The following initiatives were not adopted as key strategic recommendations for the action plan, but were concurrently being developed in Hawaiʻi and are important to building a system of meaningful access to justice:

  • Developing a State Budget and Policy Center;
  • Completing the Microsoft Legal Services Portal Project; and
  • Building legal service capacity and unbundled legal assistance.

Its implementation projects include:

1. Convening and training non-traditional civil justice stakeholders (community navigators) to expand and strengthen justice-related capacity and partnerships.

a. Developing a community navigator curriculum based on input from more than fifty legal service providers and key community partners and input from the William S. Richardson School of Law, University of Hawaiʻi at Mānoa; 

b. Training identified community leaders who are trusted in rural and other communities of high need (e.g., religious leaders, librarians, social and outreach workers from organizations and agencies, informal community leaders, health clinic workers, public-facing employees of various city and state agencies, and school leaders) to provide accurate and relevant information to their community members, to assist them with self-help materials to resolve legal and other needs, and to refer more complex situations to legal service providers; and

c. Hosting at least eight two-day trainings in communities across the state conducted by three legal service providers. 
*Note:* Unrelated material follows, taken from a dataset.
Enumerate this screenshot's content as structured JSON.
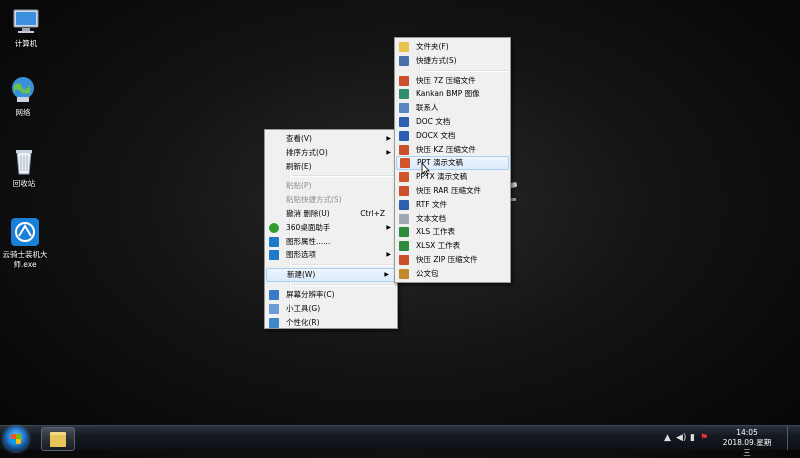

2. Creating a Hawaiʻi civil legal aid interagency roundtable to better identify, align and leverage existing resources.

a. Working with legislative and executive partners to establish and convene state government agencies to improve coordination between state programs that help vulnerable and underserved populations so that these programs are more efficient and produce better outcomes by including legal services among the range of supportive services provided; and

b. Developing policy recommendations that improve access to justice in state and local jurisdictions.